Daniel looked around for someone to thank, at which point one of the girls drinking coffee at the picnic tables detached herself from the group as if taking up a dare and sauntered over, chewing. She had blonde hair done up in plaits and was wearing a dazzling white shirt and shorts. She had blue eyes and peachy skin, and if she was wearing any make-up it was too subtle for Daniel to notice. She looked – the word leapt to his mind – clean.

“Hello,” she said, turning from him to Louie as if to share herself out evenly. “You’re new, aren’t you?”

“We’re new to here,” Daniel replied.

“I’m Ramsay Arkin,” said the girl, holding out a hand to shake.

Daniel tugged her hand with its neat oval fingernails, so different from Louie’s sore nibbled stumps which she was now doing her best to conceal.

“I live over there.” She pointed vaguely in the direction they’d come from. “We’re having a sort of end-of-the-holidays barbecue tomorrow night. Come if you want.”

“Who’s we?” asked Daniel.

“A bunch of us from school. That lot.” She indicated her friends on the green. “Plus a few others. We’ll just cook sausages and play volleyball on the beach. No big deal.”

“What beach?” Daniel asked, although he’d already decided he wouldn’t go.

“Joff Bay.”

Daniel shook his head. “I don’t know it.”

“Well, you were walking on it yesterday afternoon.” She bit her bottom lip to stop herself smiling at this admission.

“Oh.” Daniel was taken aback. He tried to remember whether he’d done anything embarrassing, apart from rooting around in a bin. “I never saw you.”

“I was up on the cliff with my sister.”

“I didn’t realise it was called Joff Bay. We only got here—”

“I know. You only got here yesterday. You’re from London, and you’re staying at The Brow.”

“You seem to know a lot about us,” Louie said, bridling. “Are we under surveillance?”

She gave a tinkly laugh, revealing teeth stained bright green. Daniel and Louie tried not to look startled. “Oh, it’s nothing personal,” she said cheerfully. “It’s just the Wragge grapevine. I practically know what you had for dinner.”

I’ve got a pretty good idea what you had for lunch, Daniel thought. He’d quite fancied her until he’d seen those teeth.

“Everybody knows everybody’s secrets here,” she added over her shoulder as she went to rejoin her friends, hips and plaits swinging as she walked.

Daniel and Louie exchanged a look: you don’t know ours.

“YOU SHOULDN’T BE HERE.”

“I know. I’m sorry.”

The man sitting on the other side of the desk had my file open in front of him, tilted away so I couldn’t read it. He said he was my key worker and told me to call him Alan. I thought it meant he was the one who would lock me in. That’s how much I knew.

“I meant you shouldn’t be at Lissmore,” he said. “It’s not for lads like you.”

For a second I felt hopeful: maybe they’d changed their minds and would let me go. Then a sudden plunging dread: maybe they were sending me somewhere worse.

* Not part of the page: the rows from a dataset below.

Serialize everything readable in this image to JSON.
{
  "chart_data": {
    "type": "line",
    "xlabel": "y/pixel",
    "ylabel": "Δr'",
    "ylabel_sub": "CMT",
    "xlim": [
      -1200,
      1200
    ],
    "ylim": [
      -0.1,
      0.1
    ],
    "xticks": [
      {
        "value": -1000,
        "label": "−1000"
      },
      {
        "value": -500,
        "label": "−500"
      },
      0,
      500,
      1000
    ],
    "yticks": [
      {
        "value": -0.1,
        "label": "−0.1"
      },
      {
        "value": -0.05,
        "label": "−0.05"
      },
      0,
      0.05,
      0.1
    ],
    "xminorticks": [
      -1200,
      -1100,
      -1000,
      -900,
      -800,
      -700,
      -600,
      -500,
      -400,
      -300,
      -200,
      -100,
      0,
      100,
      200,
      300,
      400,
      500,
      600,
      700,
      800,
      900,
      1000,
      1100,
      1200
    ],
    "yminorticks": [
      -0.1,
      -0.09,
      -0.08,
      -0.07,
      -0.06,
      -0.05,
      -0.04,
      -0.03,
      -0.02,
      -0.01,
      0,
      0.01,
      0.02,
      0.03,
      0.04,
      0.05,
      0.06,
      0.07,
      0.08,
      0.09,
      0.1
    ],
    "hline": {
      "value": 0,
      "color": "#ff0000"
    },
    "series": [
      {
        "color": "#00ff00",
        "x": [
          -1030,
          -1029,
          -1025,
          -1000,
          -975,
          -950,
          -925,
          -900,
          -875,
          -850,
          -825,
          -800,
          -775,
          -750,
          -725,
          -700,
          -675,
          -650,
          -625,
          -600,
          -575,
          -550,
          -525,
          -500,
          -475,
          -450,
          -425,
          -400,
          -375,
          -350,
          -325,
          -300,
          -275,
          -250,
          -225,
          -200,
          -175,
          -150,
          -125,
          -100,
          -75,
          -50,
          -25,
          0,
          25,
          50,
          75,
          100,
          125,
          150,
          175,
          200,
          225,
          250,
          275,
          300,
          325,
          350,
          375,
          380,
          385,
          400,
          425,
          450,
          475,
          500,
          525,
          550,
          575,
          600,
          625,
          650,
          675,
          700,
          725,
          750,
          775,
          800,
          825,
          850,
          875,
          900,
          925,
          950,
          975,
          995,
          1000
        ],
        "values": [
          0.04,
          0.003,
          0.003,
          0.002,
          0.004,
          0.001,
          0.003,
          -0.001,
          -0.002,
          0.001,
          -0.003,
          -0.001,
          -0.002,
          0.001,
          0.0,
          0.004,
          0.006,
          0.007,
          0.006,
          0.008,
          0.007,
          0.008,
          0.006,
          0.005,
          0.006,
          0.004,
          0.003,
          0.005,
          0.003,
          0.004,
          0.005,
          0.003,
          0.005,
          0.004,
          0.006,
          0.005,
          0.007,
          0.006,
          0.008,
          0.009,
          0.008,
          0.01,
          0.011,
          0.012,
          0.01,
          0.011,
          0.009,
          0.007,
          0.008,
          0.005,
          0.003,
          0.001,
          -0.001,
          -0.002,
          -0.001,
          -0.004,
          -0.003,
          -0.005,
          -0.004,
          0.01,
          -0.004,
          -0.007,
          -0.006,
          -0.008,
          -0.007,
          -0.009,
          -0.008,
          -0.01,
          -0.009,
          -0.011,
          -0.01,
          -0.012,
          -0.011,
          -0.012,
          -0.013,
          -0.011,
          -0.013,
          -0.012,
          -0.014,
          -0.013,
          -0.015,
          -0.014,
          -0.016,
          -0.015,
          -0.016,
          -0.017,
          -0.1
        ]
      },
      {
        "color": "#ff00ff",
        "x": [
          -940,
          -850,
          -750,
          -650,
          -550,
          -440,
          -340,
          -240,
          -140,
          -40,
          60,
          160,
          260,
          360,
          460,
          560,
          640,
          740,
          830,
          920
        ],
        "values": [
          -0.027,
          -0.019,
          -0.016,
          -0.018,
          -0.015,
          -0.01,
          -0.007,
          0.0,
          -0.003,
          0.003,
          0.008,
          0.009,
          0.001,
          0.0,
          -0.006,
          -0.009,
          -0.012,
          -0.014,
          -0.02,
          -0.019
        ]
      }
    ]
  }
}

“I’m sorry,” I said again.

“You’ve never been in any kind of trouble before this.” He read on slowly, shaking his head. “You’re not a Lissmore boy,” he said.

This was a compliment: they were psychos.

You know that feeling you get when you’re coming home on the night bus and someone gets on and comes weaving along the aisle, off his face, looking for a fight? You sit there trying to make yourself invisible, gazing out of the window as though there’s something out there so interesting you hadn’t noticed the psychopath on the bus. And you don’t dare stand up and go downstairs where it’s safer, because the minute you move he’ll notice you. The other passengers are doing exactly the same as you: all trying to be invisible, knowing that one of you is going to get your head kicked in and hoping like hell it isn’t them. That was the feeling I had at Lissmore. Every day.